А у Драгана дела шли, как всегда. Он читал Гаги, какие компоненты входят в состав той или иной пиццы, и во время походов в кино переводил, что говорили герои. В Италии, в отличие от Сербии, иностранные фильмы показывают не с титрами, а с дубляжом. Драган жил за счет Гаги, в соответствии со своими привычными потребностями, то есть роскошно. Тратился на женщин, азартные игры и вино. Но к этой тройке сколько нулей ни пришей, все будет мало. Поэтому Драган объяснял свои постоянные расходы оплатой частных уроков итальянского. Он утверждал, что более точный перевод требует досконального изучения всех тонкостей языка, и что ему не хотелось бы, главным образом из-за Гаги, чтобы возникали какие-то недоразумения.

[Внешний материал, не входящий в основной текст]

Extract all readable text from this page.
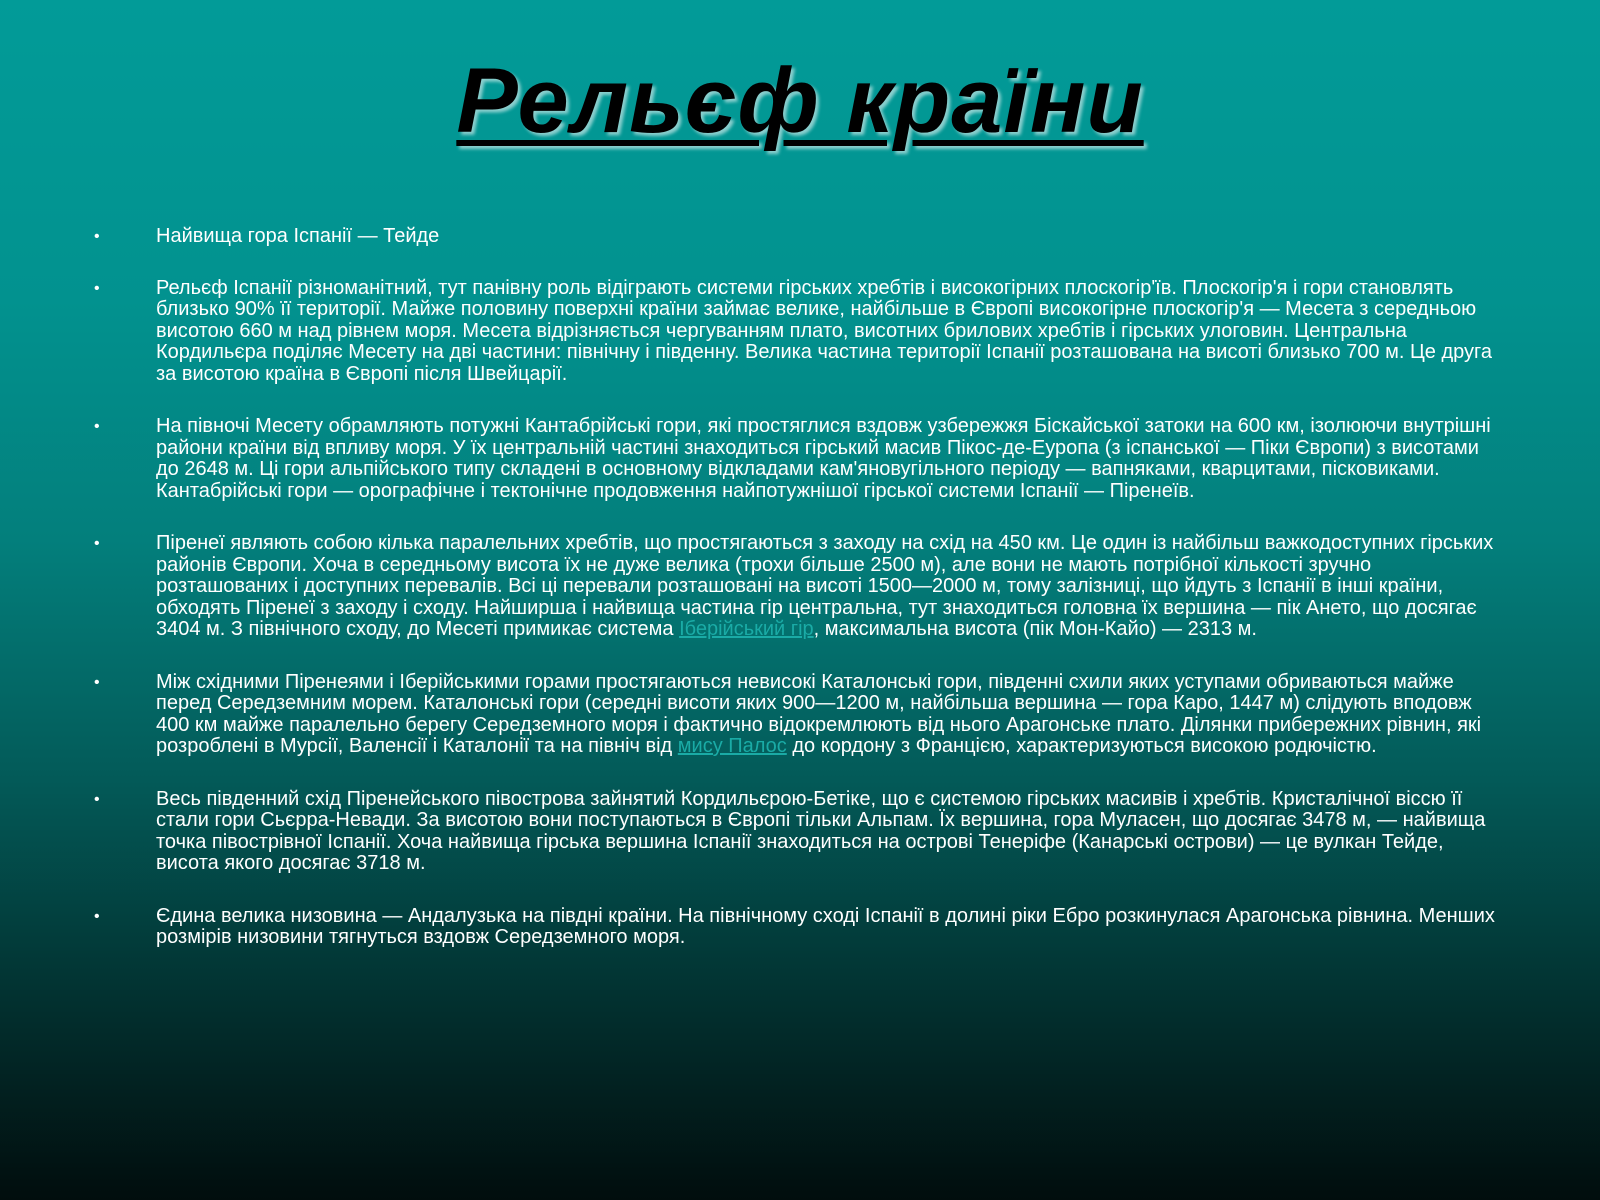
Рельєф країни
•	Найвища гора Іспанії — Тейде
•	Рельєф Іспанії різноманітний, тут панівну роль відіграють системи гірських хребтів і високогірних плоскогір'їв. Плоскогір'я і гори становлять близько 90% її території. Майже половину поверхні країни займає велике, найбільше в Європі високогірне плоскогір'я — Месета з середньою висотою 660 м над рівнем моря. Месета відрізняється чергуванням плато, висотних брилових хребтів і гірських улоговин. Центральна Кордильєра поділяє Месету на дві частини: північну і південну. Велика частина території Іспанії розташована на висоті близько 700 м. Це друга за висотою країна в Європі після Швейцарії.
•	На півночі Месету обрамляють потужні Кантабрійські гори, які простяглися вздовж узбережжя Біскайської затоки на 600 км, ізолюючи внутрішні райони країни від впливу моря. У їх центральній частині знаходиться гірський масив Пікос-де-Еуропа (з іспанської — Піки Європи) з висотами до 2648 м. Ці гори альпійського типу складені в основному відкладами кам'яновугільного періоду — вапняками, кварцитами, пісковиками. Кантабрійські гори — орографічне і тектонічне продовження найпотужнішої гірської системи Іспанії — Піренеїв.
•	Піренеї являють собою кілька паралельних хребтів, що простягаються з заходу на схід на 450 км. Це один із найбільш важкодоступних гірських районів Європи. Хоча в середньому висота їх не дуже велика (трохи більше 2500 м), але вони не мають потрібної кількості зручно розташованих і доступних перевалів. Всі ці перевали розташовані на висоті 1500—2000 м, тому залізниці, що йдуть з Іспанії в інші країни, обходять Піренеї з заходу і сходу. Найширша і найвища частина гір центральна, тут знаходиться головна їх вершина — пік Ането, що досягає 3404 м. З північного сходу, до Месеті примикає система Іберійський гір, максимальна висота (пік Мон-Кайо) — 2313 м.
•	Між східними Піренеями і Іберійськими горами простягаються невисокі Каталонські гори, південні схили яких уступами обриваються майже перед Середземним морем. Каталонські гори (середні висоти яких 900—1200 м, найбільша вершина — гора Каро, 1447 м) слідують вподовж 400 км майже паралельно берегу Середземного моря і фактично відокремлюють від нього Арагонське плато. Ділянки прибережних рівнин, які розроблені в Мурсії, Валенсії і Каталонії та на північ від мису Палос до кордону з Францією, характеризуються високою родючістю.
•	Весь південний схід Піренейського півострова зайнятий Кордильєрою-Бетіке, що є системою гірських масивів і хребтів. Кристалічної віссю її стали гори Сьєрра-Невади. За висотою вони поступаються в Європі тільки Альпам. Їх вершина, гора Муласен, що досягає 3478 м, — найвища точка півострівної Іспанії. Хоча найвища гірська вершина Іспанії знаходиться на острові Тенеріфе (Канарські острови) — це вулкан Тейде, висота якого досягає 3718 м.
•	Єдина велика низовина — Андалузька на півдні країни. На північному сході Іспанії в долині ріки Ебро розкинулася Арагонська рівнина. Менших розмірів низовини тягнуться вздовж Середземного моря.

– Да-а, иностранные языки куда труднее наших, – говорил он, когда его уставший товарищ приходил с работы и заставал его всегда в положении лежа за книгами «Grammatica italiana» или «Lo Zingarelli – Vocabolario della lingua italiana», хотя и в той и в другой были спрятаны комиксы, «Il gatto Garfield» или какой-нибудь другой, желательно с минимумом текста.

– Нелегко тебе… Но не стоит так мучиться ради меня… Ты что-нибудь ел, хочешь, пойдем куда-нибудь поесть мороженого? – Гаги всегда был готов облегчить тяжелую жизнь Драгана.

Тем не менее Драган так и не выучил больше сотни слов, так и не продвинулся дальше настоящего времени, первой десятки цифр и личного местоимения «io». Что совершенно не мешало ему «синхронно» и уверенно переводить, кто, что и кому сказал. А Гаги был благодарен. И доволен. Даже очень доволен. И кто бы что ни говорил о его малограмотном товарище, он считал, что Драган итальянский знает как римский папа и даже лучше, «как сам эфиопский император Хайле Селассие».

Италия для них была землей обетованной. Италия для них была страной грез. В Италии жизнь прекрасна, и грех не использовать здесь каждое мгновение. Кроме того, в Италии не было занудного господина Джорджевича, и никто не мешал им из пятого ряда, не совал свой нос и не вмешивался в действие фильма.

«Очень плохо (1)!»

А вышеупомянутый господин Джорджевич под конец жизни слегка тронулся. Все эти бесчисленные книги, о которых он всю жизнь рассказывал многим поколениям учеников, все эти тома, от первого и до последнего слова, он прочитал снова. Точнее, начал он с самого начала, решив заново изучить азбуку, заново выучить язык по букварю… по грамматике, по орфографическому словарю… по детской литературе… потом заново внимательно перечитал отечественных и иностранных авторов, от корки до корки, и Гомера, и Данте, и Сервантеса, и Шекспира, и Достоевского, и Манна… Обратив особое внимание на Рабле и Гоголя. Аккуратно подчеркивая в каждой книге самые важные строчки, оставляя на полях свои замечания и отдельно, на тысячах листах бумаги, записывая выводы.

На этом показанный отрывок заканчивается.